The analysis plan that emerges is one that everyone agrees should offer the best test of the hypotheses; importantly, the tests will be meaningful however they turn out. We run the study and report the tests. We submit the paper.

And then, instead of getting a decision letter back asking for 1,497 additional suggestions that someone thought would surely show support for Perspective X…the paper is simply published. The data get to stand as they are, with no poking and prodding to try to make them say something else.

There’s a lot to like about this brave new world.

Our new paper in CRSP addresses whether attractiveness (as depicted in photographs of opposite-sex partners) is more appealing to men than to women. I, like most other evolutionary psychologists, had always assumed that the answer to this question was “yes.”

But you know what? Those prior studies finding that sex difference in photograph contexts? Most of them were badly underpowered by today’s standards. Our CRSP paper used a sample that was powered to detect whether the sex difference was q = .10 (i.e., a small effect) or larger (using a sample of N = ~1,200 participants and ~600 photographs). These photographs came from the Chicago Face Database, and we used the ratings in the database of the attractiveness of each face (based on a sample of independent raters).

The paper has two take-home lessons that are relevant to the broader discussion of best practices:

Is attractiveness more appealing to men
than to women when people look at photographs?
Yes, although the effect is quite small, and
there's little evidence of hidden moderators.
1. Even though prior studies of this sex difference were underpowered, the sex difference was there in our new study: r(Men) = .41, r(Women) = .28, q = .13, 95% CI (.18, .08). There is no chance that the prior studies were powered to find a sex difference as small as what we found. But it was hiding in there, nevertheless.[1]

Lesson #1: Perhaps weakly powered studies in the published literature can still manage to converge on truth. At least, perhaps this happens in cases where the presence or absence of p < .05 is/was not a hard criterion for publication. Sex differences might be one such example. (Still no substitute for a high powered, direct test, of course.)

2. In this literature, scholars have posited many moderators in an attempt to explain why some studies show sex differences and some do not. For example, sex differences in the appeal of attractiveness are supposed to be bigger when people imagine a serious relationship, or when people evaluate potential partners in the low-to-moderate range of attractiveness. Sometimes, sex differences are only supposed to emerge when 2 or 3 or 4 moderators combine, like the Moderator Avengers or something. That wasn’t the case here: These purported moderators did not alter the size of the sex difference in the predicted manner, whether alone or in Avenger-mode combination.

Lesson #2: Perhaps we should be extremely skeptical of moderators that are hypothesized, frequently post hoc, to explain why Study X shows a significant finding but Study Y does not. Moderators within study? I’m on board. Moderators across studies? I’ll believe it when I see it meta-analytically.

For every single research question I dream up going forward, I will consider whether it could be a good candidate for a registered report. When I think about an idealized, all-caps form of SCIENCE that stays untethered from prior perspectives or ideology, that CRSP experience pretty much captures it. [2]

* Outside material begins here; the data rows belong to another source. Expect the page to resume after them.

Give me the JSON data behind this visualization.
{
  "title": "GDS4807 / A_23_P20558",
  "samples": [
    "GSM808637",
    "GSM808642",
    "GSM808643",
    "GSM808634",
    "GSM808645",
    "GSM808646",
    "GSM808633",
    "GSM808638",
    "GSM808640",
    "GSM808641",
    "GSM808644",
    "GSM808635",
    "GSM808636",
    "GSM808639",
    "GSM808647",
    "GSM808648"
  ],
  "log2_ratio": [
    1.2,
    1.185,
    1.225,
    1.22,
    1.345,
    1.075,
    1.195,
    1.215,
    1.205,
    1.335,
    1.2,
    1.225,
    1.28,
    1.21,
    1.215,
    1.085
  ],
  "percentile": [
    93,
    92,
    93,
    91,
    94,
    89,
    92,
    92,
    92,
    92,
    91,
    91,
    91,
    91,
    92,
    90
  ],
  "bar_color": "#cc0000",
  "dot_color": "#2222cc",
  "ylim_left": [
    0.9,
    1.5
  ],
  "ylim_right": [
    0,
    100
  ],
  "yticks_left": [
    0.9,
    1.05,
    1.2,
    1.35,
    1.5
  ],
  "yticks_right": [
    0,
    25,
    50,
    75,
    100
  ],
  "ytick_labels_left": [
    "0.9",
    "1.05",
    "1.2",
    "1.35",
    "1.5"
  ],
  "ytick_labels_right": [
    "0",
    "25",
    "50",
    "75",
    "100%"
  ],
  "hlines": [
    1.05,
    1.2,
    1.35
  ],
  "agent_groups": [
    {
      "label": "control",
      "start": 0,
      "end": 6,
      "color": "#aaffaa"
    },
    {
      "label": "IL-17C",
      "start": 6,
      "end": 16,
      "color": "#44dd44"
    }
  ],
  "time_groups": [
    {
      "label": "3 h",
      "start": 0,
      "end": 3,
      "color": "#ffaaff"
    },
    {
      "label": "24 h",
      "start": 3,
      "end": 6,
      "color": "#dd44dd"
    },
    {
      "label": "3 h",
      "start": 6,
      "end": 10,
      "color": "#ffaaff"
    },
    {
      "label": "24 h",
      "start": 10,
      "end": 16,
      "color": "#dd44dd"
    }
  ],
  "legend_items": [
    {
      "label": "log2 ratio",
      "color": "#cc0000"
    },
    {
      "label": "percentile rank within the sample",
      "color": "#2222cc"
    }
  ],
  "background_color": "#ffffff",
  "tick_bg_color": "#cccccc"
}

[1] This statement may shock some who think of me as some sort of sex-differences naysayer. Rather, my perspective is that this sex difference is larger in photograph contexts than live face-to-face contexts. Indeed, q = .13 is about 2-4 times larger than meta-analytic estimates of the same sex difference in initial attraction contexts or established close relationships (which are q = .05 or smaller). (Does it make me a naysayer to suggest that the sex differences here are extremely small, and that prior single studies are unlikely to have been powered to detect them?)

[2] And did I mention fast? This project went from “vague idea” to “in press” in less than 11 months. My prior best time for an empirical piece was probably twice as long.